Aí já Murillo rematara à barra, com estrondo, depois Luís Esteves, à beira da área, puxaria do seu jeito na ressaca de um canto para Trubin se ter de esticar todo e resgatar a bola perto do poste direito. Houve uma equipa a mandar na bola, a rematar mais, a ter jogadores seus insistentes no drible, a empurrar os adversários para trás e assim a destratar outra na Luz. A fatura de este ser o terceiro jogo em seis dias não é de ignorar, viu-se como o cansaço dos jogadores agravava o vazio que era o Benfica. Até ao fim seria o Gil Vicente, no papel sem as armas que o Benfica tem nos seus nomes, mas no relvado a encher as balas que tem com mais pólvora.

Nos derradeiros 10 minutos, quando os gilistas quebraram no ritmo - não se viram mais remates -, nem aí os encarnados descobriram alguma calma. Remetidos a serem detritos de si mesmos, restos no meio de remendos entre os quais também já Tomás Araújo, o central cujos pés tanto faltaram para as saídas de bola da equipa, posto a lateral esquerdo, limitaram-se a fazer passar o tempo: aguentaram a bola perto das linhas, mastigavam as posses, demoravam a fazer lançamentos laterais, recuavam passes até Trubin para o guarda-redes os despachar lá para a frente.

O Benfica acabou a urgir o tempo, a querê-lo apressado, que fosse rápido a encontrar o fim, uma equipa que pretende ser campeã remetida a resistir como podia a uma que foi a Luz mostrar o porquê de estar no quarto lugar do campeonato e, em meia dúzia de jogos até ali, apenas ter sofrido golos num deles (contra o FC Porto). Quando o árbitro enfim acabou com a espera, o Gil já com menos um jogador pela expulsão de Hevertton Santos, os encarnados ganharam. E o estádio nem um bruá, nem um assobio, apenas o nada, o ruído ambiente de quem não sabia como reagir - ou suprimia uma reação porque, afinal, o tempo ainda é curto.

O primeiro treino de José Mourinho remonta há nove dias. Fica ardiloso defender que perante o Gil Vicente se viram melhorias face ao que existia pré-aterragem de quem, em tempos, foi um cometa imparável no futebol e agora, devolvido ao contexto de onde descolou, ainda é incerto o quão meteorito voltou. Por enquanto, o ‘seu’ Benfica ainda é feito de detritos, pedaços desgarrados de gente a pular de um treinador para outro, cansada de tantos jogos numa semana. Os números, contudo, são impiedosos: o Gil Vicente acabou com 16 remates na Luz (10 do Benfica, sete defesas de Trubin), 53% da bola, sete cantos (zero dos encarnados) e 395 passes (358) feitos.

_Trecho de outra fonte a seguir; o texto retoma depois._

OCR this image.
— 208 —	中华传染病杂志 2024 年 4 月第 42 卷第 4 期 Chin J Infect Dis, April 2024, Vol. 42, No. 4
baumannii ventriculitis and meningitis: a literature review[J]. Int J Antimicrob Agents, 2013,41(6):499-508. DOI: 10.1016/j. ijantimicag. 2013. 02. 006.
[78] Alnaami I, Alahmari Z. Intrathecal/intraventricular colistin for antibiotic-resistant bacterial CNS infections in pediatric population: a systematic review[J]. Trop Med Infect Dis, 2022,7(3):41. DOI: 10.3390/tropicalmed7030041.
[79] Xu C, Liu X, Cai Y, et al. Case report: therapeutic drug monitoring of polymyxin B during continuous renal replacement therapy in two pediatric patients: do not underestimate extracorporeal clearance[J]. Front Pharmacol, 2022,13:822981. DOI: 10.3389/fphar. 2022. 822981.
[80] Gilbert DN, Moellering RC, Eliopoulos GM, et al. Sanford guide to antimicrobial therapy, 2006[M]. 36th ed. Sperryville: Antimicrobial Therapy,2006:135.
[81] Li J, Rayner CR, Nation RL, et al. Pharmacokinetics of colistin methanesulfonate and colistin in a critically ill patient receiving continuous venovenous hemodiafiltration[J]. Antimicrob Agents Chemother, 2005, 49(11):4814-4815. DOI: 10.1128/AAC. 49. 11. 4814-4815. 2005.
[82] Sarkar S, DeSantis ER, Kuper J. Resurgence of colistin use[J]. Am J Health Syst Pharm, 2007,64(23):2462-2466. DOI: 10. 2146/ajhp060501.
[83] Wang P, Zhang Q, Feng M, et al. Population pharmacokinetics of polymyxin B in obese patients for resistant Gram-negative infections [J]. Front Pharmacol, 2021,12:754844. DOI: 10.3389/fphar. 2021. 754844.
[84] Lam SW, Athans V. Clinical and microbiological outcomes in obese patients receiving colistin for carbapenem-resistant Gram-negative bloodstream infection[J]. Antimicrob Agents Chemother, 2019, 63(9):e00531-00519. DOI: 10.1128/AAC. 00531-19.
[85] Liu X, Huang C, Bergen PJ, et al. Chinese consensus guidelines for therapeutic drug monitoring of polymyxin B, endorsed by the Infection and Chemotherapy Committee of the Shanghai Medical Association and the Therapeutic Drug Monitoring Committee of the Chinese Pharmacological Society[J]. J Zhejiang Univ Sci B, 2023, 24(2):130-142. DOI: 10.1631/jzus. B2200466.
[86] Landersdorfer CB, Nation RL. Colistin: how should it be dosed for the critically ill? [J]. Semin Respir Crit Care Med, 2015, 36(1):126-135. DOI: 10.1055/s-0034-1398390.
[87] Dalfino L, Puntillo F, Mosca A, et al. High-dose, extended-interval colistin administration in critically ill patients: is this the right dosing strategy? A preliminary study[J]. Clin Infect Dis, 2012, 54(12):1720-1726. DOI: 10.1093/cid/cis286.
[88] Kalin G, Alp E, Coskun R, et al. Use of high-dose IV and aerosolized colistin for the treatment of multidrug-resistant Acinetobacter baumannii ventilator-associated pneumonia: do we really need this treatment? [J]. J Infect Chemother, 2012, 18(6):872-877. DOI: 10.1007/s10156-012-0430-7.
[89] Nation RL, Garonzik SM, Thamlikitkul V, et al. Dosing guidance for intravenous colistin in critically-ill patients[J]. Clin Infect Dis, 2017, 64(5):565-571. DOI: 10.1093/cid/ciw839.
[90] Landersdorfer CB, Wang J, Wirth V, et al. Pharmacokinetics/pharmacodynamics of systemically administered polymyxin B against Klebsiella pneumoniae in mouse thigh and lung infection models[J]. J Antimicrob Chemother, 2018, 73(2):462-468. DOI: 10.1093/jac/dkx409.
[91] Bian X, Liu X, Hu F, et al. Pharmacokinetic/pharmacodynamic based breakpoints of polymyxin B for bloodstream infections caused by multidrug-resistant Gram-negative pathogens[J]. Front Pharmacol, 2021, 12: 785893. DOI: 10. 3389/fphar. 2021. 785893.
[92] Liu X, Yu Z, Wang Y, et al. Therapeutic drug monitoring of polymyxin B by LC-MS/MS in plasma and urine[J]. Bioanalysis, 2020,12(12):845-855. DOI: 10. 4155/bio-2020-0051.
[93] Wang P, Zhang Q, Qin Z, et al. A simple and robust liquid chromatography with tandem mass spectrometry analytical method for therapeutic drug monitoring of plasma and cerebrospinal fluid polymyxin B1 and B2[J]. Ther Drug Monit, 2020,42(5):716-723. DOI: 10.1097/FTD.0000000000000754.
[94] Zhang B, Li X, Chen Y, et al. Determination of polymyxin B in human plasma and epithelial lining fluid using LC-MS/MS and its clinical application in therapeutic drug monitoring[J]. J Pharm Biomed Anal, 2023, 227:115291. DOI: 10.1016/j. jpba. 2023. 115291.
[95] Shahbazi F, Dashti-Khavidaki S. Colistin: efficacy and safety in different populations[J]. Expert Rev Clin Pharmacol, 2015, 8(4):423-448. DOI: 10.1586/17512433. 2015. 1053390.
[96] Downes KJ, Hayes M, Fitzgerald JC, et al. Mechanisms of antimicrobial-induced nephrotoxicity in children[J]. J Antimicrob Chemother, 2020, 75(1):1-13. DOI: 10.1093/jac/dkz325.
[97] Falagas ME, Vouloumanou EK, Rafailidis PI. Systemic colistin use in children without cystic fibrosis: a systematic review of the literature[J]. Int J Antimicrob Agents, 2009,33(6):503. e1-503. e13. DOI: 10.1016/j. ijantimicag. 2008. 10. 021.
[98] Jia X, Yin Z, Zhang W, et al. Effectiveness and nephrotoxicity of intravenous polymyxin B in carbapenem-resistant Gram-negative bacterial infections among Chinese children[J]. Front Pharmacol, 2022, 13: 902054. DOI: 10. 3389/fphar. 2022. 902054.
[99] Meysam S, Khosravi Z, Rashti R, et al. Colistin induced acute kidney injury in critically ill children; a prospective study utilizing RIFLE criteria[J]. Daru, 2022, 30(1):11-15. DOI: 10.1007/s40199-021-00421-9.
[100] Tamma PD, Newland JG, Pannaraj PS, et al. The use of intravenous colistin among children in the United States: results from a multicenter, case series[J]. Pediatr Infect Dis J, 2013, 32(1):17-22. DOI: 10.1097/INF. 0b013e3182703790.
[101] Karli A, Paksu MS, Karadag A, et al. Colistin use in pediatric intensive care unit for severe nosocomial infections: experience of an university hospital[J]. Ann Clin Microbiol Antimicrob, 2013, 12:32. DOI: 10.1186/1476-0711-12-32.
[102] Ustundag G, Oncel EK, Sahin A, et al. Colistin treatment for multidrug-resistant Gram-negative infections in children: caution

Este Gil de César Peixoto é uma equipa valente e valiosa, que sabe jogar, joga bem e jogou na Luz como pouquíssimo vemos alguém jogar se vir da barricada desfavorecida do futebol português assimétrico. O Benfica será mais um interlúdio. Entre quem foi e quem chegou, com eleições à vista, o próprio Mourinho o disse, esta é uma equipa a viver “um bocadinho na zona cinzenta, que não tem identidade”. Nem tempo, afinal.